Я обернулась. Позади меня полыхала степь. Я закрыла обычный свой глаз и услышала вновь ту песню. Но теперь она еще больше походила на вой утраты. Это была Степь. Это она пела тогда. А теперь она в агонии воет, пытаясь продолжить свою печальную песню.
Я посмотрела на свои кисти. Они были охвачены пламенем, таким ярким, что сейчас сама Гальн склонилась бы перед этим светом. Все горело. Все мои сомнения и слабости. А вместе с ними полыхала сухая и жесткая трава вокруг.

      Я чувствовала, как мое тело начинает тяжелеть и грохнулась на землю с такой сокрушительной силой, будто меня придавил ногой великан.

      — Это поет степь, — шептала я в бреду. — Это кричит степь…
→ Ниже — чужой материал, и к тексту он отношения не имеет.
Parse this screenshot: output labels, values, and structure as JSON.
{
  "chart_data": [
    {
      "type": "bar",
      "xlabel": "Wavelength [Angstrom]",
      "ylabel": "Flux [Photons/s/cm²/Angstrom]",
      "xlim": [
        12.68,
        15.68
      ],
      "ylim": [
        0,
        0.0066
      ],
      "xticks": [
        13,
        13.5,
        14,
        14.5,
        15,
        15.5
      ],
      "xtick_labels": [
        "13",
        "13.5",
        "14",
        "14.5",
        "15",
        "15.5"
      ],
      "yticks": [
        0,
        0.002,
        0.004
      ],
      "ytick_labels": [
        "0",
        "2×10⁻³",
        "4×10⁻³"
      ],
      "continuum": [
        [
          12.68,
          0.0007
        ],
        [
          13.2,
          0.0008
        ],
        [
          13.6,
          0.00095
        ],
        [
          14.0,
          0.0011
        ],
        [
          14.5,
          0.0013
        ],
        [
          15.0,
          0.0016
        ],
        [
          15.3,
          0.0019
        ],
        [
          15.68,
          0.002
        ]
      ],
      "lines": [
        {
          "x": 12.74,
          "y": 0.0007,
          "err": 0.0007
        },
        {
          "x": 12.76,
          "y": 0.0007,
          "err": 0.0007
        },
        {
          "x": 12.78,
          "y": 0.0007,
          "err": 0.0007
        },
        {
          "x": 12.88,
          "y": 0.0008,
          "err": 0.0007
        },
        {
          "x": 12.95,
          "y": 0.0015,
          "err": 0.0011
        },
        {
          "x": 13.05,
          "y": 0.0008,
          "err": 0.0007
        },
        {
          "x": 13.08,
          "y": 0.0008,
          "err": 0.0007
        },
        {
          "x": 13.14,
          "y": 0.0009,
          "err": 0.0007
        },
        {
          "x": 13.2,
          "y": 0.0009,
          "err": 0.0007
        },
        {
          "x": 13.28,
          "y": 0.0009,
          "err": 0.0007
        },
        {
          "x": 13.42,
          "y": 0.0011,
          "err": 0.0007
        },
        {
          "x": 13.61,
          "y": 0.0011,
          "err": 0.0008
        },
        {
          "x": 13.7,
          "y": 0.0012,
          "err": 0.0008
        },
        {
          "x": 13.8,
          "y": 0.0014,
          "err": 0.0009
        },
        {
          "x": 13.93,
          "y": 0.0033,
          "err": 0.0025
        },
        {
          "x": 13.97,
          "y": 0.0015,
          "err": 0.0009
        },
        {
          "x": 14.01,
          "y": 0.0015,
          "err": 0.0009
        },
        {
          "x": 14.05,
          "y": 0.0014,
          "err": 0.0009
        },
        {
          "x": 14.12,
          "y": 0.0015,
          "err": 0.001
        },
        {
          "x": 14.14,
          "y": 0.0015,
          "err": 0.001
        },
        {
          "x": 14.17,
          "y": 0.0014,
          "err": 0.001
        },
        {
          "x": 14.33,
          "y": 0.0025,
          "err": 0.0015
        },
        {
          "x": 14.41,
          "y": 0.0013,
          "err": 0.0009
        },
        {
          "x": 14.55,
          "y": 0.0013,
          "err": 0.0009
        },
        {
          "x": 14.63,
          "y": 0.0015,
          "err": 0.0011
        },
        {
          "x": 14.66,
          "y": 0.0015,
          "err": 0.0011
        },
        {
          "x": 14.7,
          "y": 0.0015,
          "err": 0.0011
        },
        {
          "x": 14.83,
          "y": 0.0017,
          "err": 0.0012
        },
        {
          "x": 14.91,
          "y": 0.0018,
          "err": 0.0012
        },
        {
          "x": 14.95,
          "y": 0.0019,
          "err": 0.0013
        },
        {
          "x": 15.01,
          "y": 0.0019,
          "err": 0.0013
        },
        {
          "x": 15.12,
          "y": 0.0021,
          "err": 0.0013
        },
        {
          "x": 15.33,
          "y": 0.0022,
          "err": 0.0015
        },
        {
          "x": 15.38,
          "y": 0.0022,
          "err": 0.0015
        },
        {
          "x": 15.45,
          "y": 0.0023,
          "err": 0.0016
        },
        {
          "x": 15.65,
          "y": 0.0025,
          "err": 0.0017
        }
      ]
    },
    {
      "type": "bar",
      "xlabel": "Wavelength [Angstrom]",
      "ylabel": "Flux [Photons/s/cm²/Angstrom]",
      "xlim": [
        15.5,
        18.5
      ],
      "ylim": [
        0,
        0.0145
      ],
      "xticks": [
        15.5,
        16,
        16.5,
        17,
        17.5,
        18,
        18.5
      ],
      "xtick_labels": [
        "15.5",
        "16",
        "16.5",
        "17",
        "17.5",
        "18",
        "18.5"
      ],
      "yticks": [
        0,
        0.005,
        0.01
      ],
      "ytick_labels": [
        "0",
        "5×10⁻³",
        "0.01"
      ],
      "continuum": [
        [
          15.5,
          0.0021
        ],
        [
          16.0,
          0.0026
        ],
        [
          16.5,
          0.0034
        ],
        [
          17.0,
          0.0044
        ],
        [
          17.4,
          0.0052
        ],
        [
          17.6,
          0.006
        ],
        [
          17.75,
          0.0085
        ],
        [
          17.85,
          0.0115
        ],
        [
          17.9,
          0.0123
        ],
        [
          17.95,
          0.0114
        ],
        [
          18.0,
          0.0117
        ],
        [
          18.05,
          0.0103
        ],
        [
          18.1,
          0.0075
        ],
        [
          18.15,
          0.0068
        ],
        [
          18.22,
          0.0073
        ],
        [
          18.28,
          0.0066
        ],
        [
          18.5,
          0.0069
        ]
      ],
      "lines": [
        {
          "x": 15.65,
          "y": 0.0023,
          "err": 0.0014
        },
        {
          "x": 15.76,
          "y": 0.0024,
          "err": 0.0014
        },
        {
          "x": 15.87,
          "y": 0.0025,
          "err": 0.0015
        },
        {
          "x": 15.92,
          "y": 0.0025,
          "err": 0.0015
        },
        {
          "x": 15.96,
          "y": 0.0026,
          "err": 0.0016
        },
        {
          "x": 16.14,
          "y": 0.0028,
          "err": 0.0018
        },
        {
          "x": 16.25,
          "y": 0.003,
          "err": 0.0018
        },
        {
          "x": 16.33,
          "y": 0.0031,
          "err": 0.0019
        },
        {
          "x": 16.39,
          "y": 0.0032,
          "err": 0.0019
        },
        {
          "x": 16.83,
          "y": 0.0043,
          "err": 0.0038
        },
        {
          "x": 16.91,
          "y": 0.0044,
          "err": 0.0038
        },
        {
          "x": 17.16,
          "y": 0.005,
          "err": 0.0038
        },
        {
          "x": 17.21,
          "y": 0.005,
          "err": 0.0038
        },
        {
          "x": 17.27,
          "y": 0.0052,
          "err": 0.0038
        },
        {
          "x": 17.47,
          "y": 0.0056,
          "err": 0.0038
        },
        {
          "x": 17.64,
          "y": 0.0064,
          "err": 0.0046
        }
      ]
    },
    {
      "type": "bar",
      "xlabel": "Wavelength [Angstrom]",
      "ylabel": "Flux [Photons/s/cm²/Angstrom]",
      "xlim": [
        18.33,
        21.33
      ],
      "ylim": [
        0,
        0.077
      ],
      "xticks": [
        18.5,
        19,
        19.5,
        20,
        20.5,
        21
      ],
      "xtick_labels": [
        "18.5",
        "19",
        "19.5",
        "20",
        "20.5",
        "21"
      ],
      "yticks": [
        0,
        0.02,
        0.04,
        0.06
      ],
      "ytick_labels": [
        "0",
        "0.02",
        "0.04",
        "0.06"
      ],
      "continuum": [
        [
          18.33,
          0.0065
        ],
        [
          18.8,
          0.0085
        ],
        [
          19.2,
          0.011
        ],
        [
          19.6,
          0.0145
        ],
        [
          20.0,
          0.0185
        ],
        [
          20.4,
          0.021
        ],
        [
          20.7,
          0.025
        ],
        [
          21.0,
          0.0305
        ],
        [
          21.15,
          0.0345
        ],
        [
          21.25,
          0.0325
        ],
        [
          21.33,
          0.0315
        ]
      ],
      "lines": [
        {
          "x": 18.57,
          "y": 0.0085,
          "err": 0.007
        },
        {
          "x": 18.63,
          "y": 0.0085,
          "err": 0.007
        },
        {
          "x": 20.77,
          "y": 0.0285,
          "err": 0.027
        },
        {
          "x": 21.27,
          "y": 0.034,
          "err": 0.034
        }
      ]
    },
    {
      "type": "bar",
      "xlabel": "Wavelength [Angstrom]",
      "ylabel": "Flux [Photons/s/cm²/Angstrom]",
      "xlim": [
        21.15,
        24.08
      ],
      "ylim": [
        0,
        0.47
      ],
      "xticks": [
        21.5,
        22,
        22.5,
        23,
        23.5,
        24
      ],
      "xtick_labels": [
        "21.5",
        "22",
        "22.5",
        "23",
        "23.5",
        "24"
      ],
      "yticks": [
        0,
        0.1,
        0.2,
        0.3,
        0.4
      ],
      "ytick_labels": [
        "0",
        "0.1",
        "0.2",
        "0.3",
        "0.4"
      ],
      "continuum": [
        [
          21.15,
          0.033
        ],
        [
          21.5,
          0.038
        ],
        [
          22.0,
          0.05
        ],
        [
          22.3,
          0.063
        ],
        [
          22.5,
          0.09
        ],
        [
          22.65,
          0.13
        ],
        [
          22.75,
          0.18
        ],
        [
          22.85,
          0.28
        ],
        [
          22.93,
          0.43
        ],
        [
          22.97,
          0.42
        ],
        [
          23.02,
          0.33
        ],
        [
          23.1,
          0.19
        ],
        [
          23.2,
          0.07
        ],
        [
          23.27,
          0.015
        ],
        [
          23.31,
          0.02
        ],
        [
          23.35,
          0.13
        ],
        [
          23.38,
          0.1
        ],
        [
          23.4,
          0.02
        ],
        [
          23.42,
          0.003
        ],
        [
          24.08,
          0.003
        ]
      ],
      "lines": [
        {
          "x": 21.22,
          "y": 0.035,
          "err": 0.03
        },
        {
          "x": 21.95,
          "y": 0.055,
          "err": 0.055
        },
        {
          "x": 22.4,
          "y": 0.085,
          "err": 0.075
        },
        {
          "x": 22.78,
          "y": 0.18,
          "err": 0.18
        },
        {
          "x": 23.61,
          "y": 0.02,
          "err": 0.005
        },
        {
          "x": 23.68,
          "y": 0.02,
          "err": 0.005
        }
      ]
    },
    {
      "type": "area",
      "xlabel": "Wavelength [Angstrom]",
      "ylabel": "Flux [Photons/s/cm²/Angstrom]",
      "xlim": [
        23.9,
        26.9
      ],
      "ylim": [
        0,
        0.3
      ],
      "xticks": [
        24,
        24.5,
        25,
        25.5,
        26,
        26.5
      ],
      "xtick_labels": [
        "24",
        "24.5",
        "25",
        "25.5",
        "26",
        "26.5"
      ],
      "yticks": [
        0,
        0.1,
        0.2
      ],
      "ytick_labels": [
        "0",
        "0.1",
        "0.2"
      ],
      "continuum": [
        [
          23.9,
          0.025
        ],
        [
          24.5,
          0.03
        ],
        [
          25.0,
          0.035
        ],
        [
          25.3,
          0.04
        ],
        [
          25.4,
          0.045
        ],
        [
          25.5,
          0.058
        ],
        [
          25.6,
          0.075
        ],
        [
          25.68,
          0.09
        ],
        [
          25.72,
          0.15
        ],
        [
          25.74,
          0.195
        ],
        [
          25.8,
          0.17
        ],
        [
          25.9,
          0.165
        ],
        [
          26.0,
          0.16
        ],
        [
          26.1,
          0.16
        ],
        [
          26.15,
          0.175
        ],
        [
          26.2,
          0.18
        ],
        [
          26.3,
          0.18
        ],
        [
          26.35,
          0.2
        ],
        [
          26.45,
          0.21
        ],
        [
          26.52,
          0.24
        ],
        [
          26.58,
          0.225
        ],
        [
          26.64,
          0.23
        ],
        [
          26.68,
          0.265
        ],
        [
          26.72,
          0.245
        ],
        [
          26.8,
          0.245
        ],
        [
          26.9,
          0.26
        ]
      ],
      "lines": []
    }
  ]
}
      Веки сомкнулись, будто занавес с помостами сцены. Я лежала в полусознании, слушая эту протяжную и страшную песню страдающей в адских муках высокой травы, бесконечного неба и знойного ветра. Это пела степь. А после нее пришла темнота, которую все так же прорезал ножом пронзительный женский голос.